Semiautonomous robotic systems combine human expertise in surgical planning with the accuracy and reproducibility of a robotic device. They have been shown to be effective in reducing variance and improving precision in bone preparation [5, 7, 17, 28, 29]. Unlike its predecessors [5, 7, 17], the handheld robotic sculptor analyzed in this study does not require a preoperative CT scan. In this study, we found the accuracy of this system to be in the range of 0.8 to 1.3 mm of translation and 1° to 2° of alignment.
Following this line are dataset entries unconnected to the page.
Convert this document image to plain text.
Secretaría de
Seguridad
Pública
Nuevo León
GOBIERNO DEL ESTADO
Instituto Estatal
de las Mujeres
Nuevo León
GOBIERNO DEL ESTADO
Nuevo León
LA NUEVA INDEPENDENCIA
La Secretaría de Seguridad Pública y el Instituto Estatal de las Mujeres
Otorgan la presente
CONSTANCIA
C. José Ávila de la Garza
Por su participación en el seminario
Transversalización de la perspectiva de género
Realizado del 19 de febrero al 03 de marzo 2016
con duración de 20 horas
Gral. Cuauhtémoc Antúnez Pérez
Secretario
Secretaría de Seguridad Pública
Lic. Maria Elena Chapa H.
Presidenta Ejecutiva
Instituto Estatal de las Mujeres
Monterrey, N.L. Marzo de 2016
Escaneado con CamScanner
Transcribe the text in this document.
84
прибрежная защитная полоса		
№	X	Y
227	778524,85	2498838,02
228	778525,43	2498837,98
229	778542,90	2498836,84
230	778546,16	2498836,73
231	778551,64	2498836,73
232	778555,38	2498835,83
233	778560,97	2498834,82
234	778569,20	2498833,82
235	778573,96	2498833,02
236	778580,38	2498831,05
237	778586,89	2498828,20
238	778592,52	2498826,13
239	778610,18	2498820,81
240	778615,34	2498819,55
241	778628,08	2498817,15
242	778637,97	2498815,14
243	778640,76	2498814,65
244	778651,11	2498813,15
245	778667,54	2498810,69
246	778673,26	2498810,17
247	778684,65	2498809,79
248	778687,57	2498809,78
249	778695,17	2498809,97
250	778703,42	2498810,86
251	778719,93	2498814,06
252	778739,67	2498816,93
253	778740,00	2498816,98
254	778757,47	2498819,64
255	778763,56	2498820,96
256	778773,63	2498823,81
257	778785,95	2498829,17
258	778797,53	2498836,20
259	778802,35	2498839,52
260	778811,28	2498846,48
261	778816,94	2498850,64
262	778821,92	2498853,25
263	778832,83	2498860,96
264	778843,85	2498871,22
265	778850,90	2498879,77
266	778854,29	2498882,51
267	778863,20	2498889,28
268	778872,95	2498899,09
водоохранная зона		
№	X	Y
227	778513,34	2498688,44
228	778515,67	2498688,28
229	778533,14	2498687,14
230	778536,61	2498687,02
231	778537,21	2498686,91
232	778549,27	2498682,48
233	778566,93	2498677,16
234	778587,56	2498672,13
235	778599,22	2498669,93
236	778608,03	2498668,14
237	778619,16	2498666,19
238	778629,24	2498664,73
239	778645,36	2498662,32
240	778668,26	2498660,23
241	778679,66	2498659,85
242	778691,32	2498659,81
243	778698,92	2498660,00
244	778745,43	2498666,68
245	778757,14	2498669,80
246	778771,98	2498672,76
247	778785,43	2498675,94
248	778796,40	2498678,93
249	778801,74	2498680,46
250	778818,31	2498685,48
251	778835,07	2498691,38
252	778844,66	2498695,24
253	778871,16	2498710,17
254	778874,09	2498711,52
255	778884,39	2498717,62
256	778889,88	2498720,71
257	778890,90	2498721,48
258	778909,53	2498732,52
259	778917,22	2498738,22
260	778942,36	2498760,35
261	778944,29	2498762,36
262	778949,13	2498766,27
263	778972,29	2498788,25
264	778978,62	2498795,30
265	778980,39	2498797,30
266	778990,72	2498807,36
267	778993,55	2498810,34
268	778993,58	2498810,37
This study had a number of limitations. The user group consisted of three experienced orthopaedic consultants and one research fellow. Although each user completed a different number of cadaver tests, there was no significant difference in the errors recorded between users. This study was completed in a laboratory using consultants and a researcher who were familiar with the system and instrumentation, although the procedures were done early in the users’ learning curve. Future work is required to determine whether similar results are attainable in a clinical setting with a broad range of surgeons with varying experience with the system, robotics, and navigation for knee arthroplasty. In addition, future research will be required to determine the learning curve associated with this imageless system as well as analysis of the economic argument of whether the clinical outcome for the patient justifies the additional equipment costs.

In an initial feasibility study of this robotic system, Smith et al. [29] assessed the accuracy of bone preparation in 20 synthetic lower extremities and reported errors that were comparable with those calculated in this cadaveric study. Despite relying entirely on intraoperative surface registration and mapping, this study found that this image-free system provides accuracy equivalent to that of earlier robotic devices (Table 2).

Table 2 Root mean square errors of robotic systems and conventional techniques in unicondylar knee arthroplasty

In the cadaveric tests performed in this study, the tibial components were screwed onto the prepared bone to rigidly secure the implant position. However, with no lugs for a corresponding post hole to indicate where the implant placement had been planned on the AP axis, translational position on the AP axis could not be considered completely accurate. Therefore, the translational error in the AP position of the tibial component could be considered a worst-case scenario. The data reported in our current study are consistent with earlier studies from other robotic systems on the market [5, 7] and support the hypothesis that variance of precision of bone preparation and implant placement is limited and accuracy may be improved with this robotic technology.

In conclusion, the results of this cadaveric study showed that bone preparation and implant position using this device were within a mean of 1.3 mm and 2° of the planned implant position. Our results are comparable with those published from clinical studies investigating other semiautonomous robotic orthopedic devices [5, 7]. Future studies will determine the accuracy in clinical use compared with conventional techniques as well as functional outcomes and implant durability with this image-free robotic system, all of which are important elements of successful UKA. Certainly given the nature of this current study, these issues cannot be addressed at this time.